The US could already be miscalculating by suggesting a Russian supply-shutoff to Europe is “unrealistic”. First, it happened twice before, though indirectly and for different reasons. Second, this time President Putin could use it strategically in an attempt to drive a wedge between the US and the EU depending on how far the latter is willing to go in terms of joining the US in tightening the screws on Russia.
However, debilitating the Alliance by undercutting EU-US relations could also come about ‘indirectly’ with acts of pipeline sabotage enacted during military skirmishes – at a minimum – on Ukrainian soil. In that case, President Putin would have plausible deniability following the currently applied logic that there are supposedly no Russian soldiers in the Eastern Ukraine. Note, this ‘indirect act’ would be crucial for Gazprom to avoid contractual penalties imposed by European gas consumers whose supplies would be disrupted. Gazprom could ostensibly invoke “force majeure”. Moreover, it could be argued that less prosperous societies tend to absorb prohibitive costs better than wealthier democratic societies because the latter would have to adjust their respective standard of living downward and are unlikely to be willing to do so.

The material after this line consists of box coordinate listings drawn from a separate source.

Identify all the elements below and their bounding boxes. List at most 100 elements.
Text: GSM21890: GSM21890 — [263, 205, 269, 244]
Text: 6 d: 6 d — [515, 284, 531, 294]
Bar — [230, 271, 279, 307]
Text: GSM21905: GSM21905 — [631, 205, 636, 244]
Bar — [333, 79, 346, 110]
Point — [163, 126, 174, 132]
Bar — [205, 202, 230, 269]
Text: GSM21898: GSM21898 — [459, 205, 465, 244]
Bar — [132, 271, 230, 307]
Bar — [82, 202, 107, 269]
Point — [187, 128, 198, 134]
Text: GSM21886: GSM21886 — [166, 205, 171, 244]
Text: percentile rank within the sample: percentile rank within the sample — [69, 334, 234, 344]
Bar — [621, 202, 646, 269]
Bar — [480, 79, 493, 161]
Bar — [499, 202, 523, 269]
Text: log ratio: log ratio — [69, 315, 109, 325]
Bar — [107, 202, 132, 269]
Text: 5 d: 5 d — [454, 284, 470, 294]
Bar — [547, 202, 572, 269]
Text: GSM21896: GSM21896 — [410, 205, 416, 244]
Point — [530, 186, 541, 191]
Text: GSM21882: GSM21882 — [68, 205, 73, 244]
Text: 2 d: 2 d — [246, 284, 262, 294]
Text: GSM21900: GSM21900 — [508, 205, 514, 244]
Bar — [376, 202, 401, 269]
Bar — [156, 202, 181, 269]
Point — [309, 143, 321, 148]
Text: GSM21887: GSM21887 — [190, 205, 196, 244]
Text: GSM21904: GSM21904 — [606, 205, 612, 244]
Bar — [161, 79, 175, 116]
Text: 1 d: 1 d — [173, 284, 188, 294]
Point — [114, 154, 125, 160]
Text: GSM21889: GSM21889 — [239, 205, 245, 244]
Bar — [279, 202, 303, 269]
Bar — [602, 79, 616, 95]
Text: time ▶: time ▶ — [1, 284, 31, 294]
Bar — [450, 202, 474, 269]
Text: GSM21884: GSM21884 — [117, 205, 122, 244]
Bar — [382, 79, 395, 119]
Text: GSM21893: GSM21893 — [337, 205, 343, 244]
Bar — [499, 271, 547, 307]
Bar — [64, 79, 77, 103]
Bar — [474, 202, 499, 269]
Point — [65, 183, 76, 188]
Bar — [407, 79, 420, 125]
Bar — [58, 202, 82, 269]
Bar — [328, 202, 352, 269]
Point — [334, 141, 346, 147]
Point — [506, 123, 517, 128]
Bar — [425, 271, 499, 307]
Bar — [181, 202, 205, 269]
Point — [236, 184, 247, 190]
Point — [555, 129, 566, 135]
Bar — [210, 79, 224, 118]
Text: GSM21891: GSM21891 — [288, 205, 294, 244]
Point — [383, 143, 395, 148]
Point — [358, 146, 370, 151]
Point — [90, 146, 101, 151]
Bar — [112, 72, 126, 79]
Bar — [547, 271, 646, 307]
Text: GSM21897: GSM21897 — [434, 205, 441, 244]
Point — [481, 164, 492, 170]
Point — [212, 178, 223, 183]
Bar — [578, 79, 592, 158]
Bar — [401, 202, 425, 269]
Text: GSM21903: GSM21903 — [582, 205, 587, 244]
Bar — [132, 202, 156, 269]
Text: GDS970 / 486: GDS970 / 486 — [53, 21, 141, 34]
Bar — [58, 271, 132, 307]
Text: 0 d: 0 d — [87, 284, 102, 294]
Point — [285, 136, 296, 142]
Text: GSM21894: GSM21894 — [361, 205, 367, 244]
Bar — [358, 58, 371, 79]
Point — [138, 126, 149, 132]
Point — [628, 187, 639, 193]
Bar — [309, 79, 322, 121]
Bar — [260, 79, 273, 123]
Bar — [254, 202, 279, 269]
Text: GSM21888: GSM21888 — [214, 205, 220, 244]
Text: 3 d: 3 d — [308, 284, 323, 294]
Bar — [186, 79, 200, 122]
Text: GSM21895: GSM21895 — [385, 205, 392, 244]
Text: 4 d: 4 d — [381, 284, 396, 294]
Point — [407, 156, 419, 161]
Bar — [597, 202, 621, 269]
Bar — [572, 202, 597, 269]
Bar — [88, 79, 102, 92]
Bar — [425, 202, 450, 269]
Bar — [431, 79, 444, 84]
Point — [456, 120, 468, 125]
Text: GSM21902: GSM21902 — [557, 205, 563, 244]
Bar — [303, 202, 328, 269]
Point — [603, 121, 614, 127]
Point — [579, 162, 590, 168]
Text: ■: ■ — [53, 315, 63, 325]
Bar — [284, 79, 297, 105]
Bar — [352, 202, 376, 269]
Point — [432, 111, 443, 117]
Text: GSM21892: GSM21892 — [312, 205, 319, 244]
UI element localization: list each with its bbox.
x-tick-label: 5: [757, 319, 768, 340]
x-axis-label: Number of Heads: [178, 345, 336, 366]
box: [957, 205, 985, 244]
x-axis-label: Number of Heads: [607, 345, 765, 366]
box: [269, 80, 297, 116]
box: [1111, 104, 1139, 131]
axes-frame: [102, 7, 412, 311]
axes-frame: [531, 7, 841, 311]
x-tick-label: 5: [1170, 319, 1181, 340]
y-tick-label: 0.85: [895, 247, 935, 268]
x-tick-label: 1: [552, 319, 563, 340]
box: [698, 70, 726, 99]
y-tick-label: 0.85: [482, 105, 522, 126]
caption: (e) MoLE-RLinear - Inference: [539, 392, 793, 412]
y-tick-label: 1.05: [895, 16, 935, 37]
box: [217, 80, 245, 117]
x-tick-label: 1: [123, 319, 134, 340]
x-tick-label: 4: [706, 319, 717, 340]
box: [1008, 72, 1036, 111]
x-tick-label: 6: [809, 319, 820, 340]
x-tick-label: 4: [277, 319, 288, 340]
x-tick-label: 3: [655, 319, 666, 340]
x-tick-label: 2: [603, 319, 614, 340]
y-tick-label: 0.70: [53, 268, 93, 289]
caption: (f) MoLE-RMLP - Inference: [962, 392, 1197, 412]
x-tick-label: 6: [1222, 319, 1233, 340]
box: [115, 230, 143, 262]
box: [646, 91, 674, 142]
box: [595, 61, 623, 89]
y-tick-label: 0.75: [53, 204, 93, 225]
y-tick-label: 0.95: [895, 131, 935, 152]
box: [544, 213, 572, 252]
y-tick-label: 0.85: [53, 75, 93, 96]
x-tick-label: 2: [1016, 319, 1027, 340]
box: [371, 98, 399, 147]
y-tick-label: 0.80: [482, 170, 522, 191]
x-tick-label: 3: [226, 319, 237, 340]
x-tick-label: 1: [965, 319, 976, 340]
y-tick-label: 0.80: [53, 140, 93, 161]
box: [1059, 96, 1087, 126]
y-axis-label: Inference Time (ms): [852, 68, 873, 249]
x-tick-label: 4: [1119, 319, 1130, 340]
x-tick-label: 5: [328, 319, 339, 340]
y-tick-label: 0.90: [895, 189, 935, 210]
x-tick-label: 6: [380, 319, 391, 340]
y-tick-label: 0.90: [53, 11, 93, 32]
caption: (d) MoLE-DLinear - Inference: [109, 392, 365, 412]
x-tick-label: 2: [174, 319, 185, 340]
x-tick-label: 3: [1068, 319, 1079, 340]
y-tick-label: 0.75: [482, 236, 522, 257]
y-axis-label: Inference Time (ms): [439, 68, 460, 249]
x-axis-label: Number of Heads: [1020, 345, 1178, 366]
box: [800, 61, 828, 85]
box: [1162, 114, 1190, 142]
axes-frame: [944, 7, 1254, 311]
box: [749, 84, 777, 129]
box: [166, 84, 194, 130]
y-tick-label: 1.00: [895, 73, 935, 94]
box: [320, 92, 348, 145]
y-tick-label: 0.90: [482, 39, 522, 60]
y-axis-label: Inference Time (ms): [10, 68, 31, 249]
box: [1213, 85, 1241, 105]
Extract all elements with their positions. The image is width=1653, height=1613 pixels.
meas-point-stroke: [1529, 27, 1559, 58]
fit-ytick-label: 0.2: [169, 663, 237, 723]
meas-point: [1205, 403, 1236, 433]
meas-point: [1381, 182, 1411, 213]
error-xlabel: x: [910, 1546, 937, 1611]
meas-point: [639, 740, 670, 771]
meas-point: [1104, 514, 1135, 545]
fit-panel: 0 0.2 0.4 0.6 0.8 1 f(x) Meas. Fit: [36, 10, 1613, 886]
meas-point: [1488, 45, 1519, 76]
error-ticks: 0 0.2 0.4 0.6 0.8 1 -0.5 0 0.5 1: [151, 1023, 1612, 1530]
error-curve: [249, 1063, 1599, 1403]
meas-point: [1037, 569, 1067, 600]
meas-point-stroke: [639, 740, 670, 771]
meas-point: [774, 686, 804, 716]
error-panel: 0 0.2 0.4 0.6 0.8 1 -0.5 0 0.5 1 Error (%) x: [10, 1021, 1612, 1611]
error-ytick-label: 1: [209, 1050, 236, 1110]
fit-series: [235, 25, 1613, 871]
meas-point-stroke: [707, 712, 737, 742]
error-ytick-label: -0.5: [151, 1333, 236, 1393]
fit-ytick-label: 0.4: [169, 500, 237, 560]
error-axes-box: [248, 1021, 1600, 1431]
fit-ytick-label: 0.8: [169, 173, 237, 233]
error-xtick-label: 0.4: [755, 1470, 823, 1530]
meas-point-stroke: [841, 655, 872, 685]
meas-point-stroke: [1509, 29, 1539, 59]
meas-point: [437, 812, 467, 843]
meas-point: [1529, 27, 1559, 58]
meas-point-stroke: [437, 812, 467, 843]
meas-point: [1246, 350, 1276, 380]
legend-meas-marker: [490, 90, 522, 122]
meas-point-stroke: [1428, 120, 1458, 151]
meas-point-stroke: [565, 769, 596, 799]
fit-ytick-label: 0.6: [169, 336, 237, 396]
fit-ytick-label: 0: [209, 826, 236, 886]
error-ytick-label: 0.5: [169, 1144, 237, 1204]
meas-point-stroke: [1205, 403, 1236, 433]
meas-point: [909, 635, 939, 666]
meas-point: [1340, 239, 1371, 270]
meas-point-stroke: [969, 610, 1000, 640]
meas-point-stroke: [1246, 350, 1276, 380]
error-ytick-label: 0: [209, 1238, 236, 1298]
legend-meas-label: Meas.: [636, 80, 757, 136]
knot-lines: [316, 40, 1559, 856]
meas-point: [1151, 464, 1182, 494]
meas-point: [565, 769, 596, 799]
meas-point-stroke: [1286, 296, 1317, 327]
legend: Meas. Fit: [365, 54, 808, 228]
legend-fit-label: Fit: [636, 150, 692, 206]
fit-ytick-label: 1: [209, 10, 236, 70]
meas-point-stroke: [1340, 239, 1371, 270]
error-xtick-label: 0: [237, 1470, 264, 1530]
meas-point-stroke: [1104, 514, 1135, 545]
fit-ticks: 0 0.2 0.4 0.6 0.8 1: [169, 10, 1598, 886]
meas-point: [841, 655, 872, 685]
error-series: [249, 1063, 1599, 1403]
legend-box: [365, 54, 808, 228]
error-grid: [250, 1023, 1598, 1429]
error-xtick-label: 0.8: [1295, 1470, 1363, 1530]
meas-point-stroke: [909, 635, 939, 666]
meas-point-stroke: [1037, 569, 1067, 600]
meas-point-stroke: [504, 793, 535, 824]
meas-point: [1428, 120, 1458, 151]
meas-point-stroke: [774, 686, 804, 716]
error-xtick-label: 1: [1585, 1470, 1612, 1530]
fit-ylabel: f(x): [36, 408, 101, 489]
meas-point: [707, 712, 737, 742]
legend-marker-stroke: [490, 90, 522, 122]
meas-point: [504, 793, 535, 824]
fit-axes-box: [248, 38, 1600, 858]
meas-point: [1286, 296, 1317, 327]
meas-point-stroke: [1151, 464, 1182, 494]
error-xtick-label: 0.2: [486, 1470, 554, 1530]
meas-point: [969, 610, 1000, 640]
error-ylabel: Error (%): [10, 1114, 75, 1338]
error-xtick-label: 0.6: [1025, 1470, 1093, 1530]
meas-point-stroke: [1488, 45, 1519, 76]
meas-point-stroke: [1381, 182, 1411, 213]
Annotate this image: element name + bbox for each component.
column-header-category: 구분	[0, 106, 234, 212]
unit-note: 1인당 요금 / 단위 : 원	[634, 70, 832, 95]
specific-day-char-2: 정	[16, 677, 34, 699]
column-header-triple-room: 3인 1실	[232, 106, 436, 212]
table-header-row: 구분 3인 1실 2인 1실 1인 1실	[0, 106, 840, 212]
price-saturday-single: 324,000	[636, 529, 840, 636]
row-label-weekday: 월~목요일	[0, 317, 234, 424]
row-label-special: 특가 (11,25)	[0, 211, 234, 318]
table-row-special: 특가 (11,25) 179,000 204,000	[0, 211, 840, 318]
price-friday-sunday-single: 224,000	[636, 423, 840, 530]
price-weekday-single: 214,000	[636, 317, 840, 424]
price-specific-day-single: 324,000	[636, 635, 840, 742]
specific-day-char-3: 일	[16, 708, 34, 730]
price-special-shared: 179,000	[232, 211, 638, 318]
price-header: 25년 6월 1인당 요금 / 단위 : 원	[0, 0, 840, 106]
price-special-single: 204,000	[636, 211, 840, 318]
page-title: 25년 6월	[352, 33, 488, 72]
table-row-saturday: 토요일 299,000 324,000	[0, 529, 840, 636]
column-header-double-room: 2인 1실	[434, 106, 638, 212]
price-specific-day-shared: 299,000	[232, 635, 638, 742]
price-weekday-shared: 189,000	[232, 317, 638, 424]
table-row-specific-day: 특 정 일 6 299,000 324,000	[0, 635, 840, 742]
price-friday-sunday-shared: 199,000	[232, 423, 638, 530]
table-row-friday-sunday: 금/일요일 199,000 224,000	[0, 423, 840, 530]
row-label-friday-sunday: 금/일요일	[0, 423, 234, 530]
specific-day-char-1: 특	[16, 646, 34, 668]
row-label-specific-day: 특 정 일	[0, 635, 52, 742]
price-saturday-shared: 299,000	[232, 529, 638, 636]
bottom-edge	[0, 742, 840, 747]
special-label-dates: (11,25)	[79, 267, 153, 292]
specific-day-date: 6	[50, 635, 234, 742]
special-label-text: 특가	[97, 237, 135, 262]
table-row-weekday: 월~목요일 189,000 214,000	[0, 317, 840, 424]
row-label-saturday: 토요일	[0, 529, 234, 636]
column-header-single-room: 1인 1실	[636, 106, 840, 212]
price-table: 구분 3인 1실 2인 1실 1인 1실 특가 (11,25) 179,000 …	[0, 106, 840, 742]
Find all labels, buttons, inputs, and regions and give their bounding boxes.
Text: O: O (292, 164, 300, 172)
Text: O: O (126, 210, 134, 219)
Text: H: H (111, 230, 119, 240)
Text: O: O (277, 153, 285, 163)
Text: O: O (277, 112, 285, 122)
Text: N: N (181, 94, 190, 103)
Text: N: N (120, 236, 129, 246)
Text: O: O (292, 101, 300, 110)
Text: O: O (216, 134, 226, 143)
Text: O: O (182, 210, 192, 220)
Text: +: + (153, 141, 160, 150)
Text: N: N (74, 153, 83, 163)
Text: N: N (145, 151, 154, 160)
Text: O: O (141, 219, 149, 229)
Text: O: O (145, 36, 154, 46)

Eastern Europe is front and center in another potential US miscalculation. Former US Ambassador to NATO Daalder assumes the Ukraine crisis will bring the US and Europe closer together. However, frictions – potentially even within the EU – are already on the horizon. This brings back unpleasant memories of 2003, when then US Secretary of Defense Donald Rumsfeld addressed EU foreign policy weaknesses with regard to internal European division over the use of force in Iraq. He distinguished between “old” Europe (i.e. Germany) and “new” Europe (i.e. formerly communist, Eastern European countries such as Poland). In today’s geopolitical world, energy security remains an integral part of foreign policy as countries scramble to lock up long-term supplies of natural resources at low prices. The standoff with Russia over its actions in Ukraine could illustrate the “old” versus “new” European distinction remains valid, particularly in the energy space. It is important to note that before meeting German Chancellor Angela Merkel in March, Polish Prime Minister Donald Tusk told a news conference the following according to Reuters:
“Germany’s dependence on Russian gas may effectively decrease Europe’s sovereignty. (…) Increasingly more expensive energy in Europe due to exorbitant climate and environmental ambitions may also mean greater dependence in Russian energy sources. (…) The question of Ukraine is a question of EU’s future, EU’s safety, and a correction of EU’s energy policy.”